Master Archer Miao segera menjelaskan, “Sadarlah! Hanwoo hanyalah ilusi yang diciptakan dengan teknik kloning. Serangan dan pertahanannya akan jauh lebih rendah dari biasanya. Bahkan jika kalian terinjak kakinya, kalian akan mampu bertahan. Kita juga bisa membuatnya menghilang sebelum dia tiba!”
Para petarung peringkat tinggi langsung mengetahui kelemahan teknik kloning tersebut. Jika ini adalah Hanwoo yang biasa, mereka tidak akan mampu membunuhnya, bahkan jika mereka mengerahkan seluruh serangan mereka padanya. Namun, situasinya berbeda saat ini.
Hilang—
Hilang—
Para penyihir dengan tergesa-gesa melancarkan serangan sihir mereka. Akibatnya, beberapa Hanwoo tersapu oleh ledakan serangan mereka dan lenyap tanpa jejak.
“Itu— Itu benar?!”
“Benar. Mereka tidak akan menimbulkan kerusakan besar pada kita meskipun kita diinjak-injak,” kata Master Archer Miao dengan percaya diri.
Tentu saja, yang lain juga merasakan hal yang sama.
Tak— tak, tak, tak—
Namun, tepat ketika Hanwoo melompat ke tengah barisan Tentara Koalisi, sebuah suara misterius, yang terdengar seperti tabuhan muyu, menggema di medan perang. Itu cukup aneh. Meskipun seluruh medan perang dipenuhi dengan derap langkah kaki Hanwoo yang menggelegar, semua pemain masih dapat mendengar tabuhan muyu dengan jelas di telinga mereka.
Taak— taaak—
Kemudian, suara muyu mulai melambat.
[Seluruh anggota Pasukan Sekutu telah diberkati oleh kekuatan Buddha Agung untuk mengalahkan semua musuh!]
[Semua statistik akan meningkat sebesar 21%. Serangan fisik dan sihir akan meningkat sebesar 23%!]
[Efek buff ini dapat tumpang tindih dengan buff lainnya.]
Kekuatan Sang Buddha Agung meresap ke dalam tubuh para Hanwoo yang menyerbu saat Hanwoo pertama melakukan kontak dengan Pasukan Koalisi Kaisar Giok.
“Tidak peduli seberapa besar kerusakan yang kau timbulkan…” Master Archer Miao berteriak keras.
Bang, bang, bang, bang, bang, bang, bang—!
“Keuaaaaack!”
“Aaaaaaack!”
“U— uwaaaaaack!”
“Ini—ini sakit!!!”
Sayangnya, keadaan berjalan berbeda dari yang diharapkan. Para pemain yang terinjak-injak oleh kaki raksasa Hanwoo menjadi bingung dan linglung. Kerusakan yang mereka terima sama sekali tidak sedikit. Tentu saja, tidak ada satu pun pemain yang tewas di bawah kaki Hanwoo. Namun, HP mereka turun sekitar 10-20%, lebih dari perkiraan mereka yang hanya 5% kerusakan.
Mengapa demikian? Hal ini karena Hanwoo, atau Raja Iblis Banteng, juga telah memakan hidangan Minhyuk yang telah ditingkatkan kekuatannya. Minhyuk memastikan untuk memberinya hidangan yang telah ditingkatkan kekuatannya sehingga memaksimalkan efek dari skill Charge milik Hanwoo.
Tidak lama kemudian, lebih dari sembilan puluh Hanwoo menyerbu maju dan menginjak-injak pasukan musuh.
“Keuaaaack!”
“Uwaaaaaaack!”
“A— aaaaaaaack!”
Setelah empat detik pengisian daya tanpa henti, belum ada pemain yang terpaksa keluar dari permainan.
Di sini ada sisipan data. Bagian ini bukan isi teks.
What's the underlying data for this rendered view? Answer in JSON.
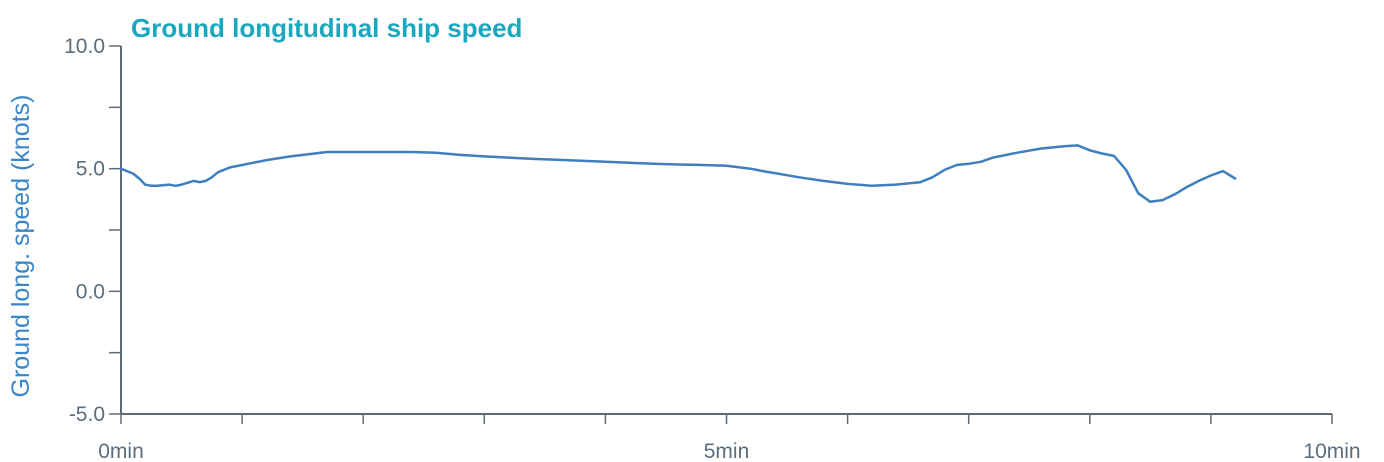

Namun, setelah beberapa waktu, para pemain mulai tersapu. Lagipula, Dinding Perisai Valentino, sebuah kemampuan yang hanya bisa mencegah satu serangan, sudah tidak berguna.
[Sekawanan Hanwoo menginjak-injak para pemain. Ini gila!]
[Pasukan Koalisi Kaisar Giok berada dalam kebingungan dan kekacauan akibat persiapan yang dilakukan oleh Pemain Minhyuk dan Pasukan Sekutu Edea!]
[Namun, masih ada banyak kekurangan!]
[Serangan Hanwoo adalah kekuatan yang dapat menginjak-injak musuh dan membunuh mereka. Ini adalah sesuatu yang tidak akan memberi pemain ruang untuk bernapas!]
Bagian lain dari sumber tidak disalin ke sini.